Argentina, Brazil, Chile, and Mexico did not comply with this policy. Argentina, influenced historically by close ties to the German Nazi sought to maintain a contradicting image like that to the U.S. Chile, on the other hand, had its nearly 3000 miles’ coastline exposed to attack and titled towards Nazi as an Allie to stay neutral from the conflict. Mexico and Brazil allied with the USA in early stages but created their internment facilities for dangerous Axis nationals resisting the control of Washington of its internal security affairs. The emergency Advisory Committee for Political Defense was established to deal with these countries that opposed to abiding by the appeal to send dangerous Axis individuals to the U.S. for interment (Hallin, 2002). This committee was responsible for coordinating inter-American policy on Axis subversion, fulfilling the critical clauses of consultation and mutuality of the Good Neighbor Policy.
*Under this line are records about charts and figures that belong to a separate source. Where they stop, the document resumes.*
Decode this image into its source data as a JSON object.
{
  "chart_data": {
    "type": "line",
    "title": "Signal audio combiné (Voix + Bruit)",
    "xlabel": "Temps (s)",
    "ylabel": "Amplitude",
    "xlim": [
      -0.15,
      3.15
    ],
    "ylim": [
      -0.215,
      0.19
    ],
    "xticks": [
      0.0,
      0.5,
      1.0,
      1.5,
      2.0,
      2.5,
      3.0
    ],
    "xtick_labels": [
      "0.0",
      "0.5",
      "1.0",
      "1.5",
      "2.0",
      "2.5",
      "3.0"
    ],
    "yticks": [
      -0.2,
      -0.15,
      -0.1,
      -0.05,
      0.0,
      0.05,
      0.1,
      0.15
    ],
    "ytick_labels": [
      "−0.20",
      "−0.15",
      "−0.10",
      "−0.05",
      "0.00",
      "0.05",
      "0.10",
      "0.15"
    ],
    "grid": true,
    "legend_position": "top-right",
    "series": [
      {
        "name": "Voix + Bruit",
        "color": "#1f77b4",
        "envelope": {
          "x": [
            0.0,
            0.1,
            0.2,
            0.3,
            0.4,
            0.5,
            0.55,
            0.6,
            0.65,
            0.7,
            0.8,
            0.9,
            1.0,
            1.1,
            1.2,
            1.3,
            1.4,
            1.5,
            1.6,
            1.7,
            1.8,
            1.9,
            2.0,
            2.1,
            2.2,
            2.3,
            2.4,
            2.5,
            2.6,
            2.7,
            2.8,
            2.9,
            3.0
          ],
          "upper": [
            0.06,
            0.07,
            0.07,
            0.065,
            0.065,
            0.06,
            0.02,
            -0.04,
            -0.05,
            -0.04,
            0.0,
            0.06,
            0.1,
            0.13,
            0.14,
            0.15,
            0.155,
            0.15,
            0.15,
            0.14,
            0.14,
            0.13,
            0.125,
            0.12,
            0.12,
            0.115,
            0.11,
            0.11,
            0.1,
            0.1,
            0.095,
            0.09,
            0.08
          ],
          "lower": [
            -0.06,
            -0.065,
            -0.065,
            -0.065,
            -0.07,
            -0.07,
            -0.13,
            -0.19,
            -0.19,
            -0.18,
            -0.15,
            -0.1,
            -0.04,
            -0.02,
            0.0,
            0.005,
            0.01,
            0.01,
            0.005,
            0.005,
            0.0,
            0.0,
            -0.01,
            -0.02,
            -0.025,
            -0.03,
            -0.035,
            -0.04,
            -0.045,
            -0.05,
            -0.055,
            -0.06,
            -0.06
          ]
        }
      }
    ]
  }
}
The war on Pearl Harbor further led to further collaboration amongst the American countries. Eventually sided with Washington as they had more gains with trading with United States. Argentina despite its history and hostility to the USA, worked together with, and trade increased rapidly (Petras, 2018). Mexico and Brazil collaborated with the U.S. in shutting down Axis cells.
To conclude, the caricature has portrayed attempt by Latin American countries to push away the pro-Nazi policies that seemed to have come infiltrated the continent but with the alliance of South American countries with Washington resulted to a uniform fight against the Nazi away from the American continent. It can be noted and commented that the impact of the German Nazis was short-lived in the Latin American continent. The quest to gain economic sufficiency by Berlin was swiftly countered by the Roosevelt administration who utilized economic sanctions, anti-fascism propaganda and also financial aid to Latin American countries during the times of war.
Hallin, D. C. (2002). Political clientelism and the media: Southern Europe and Latin America in comparative perspective. Media, culture & society, 24, 175-195.
Petras, J. (2018). The Left Strikes Back: Class Conflict in Latin America in the Age of Neoliberalism. London: Routledge.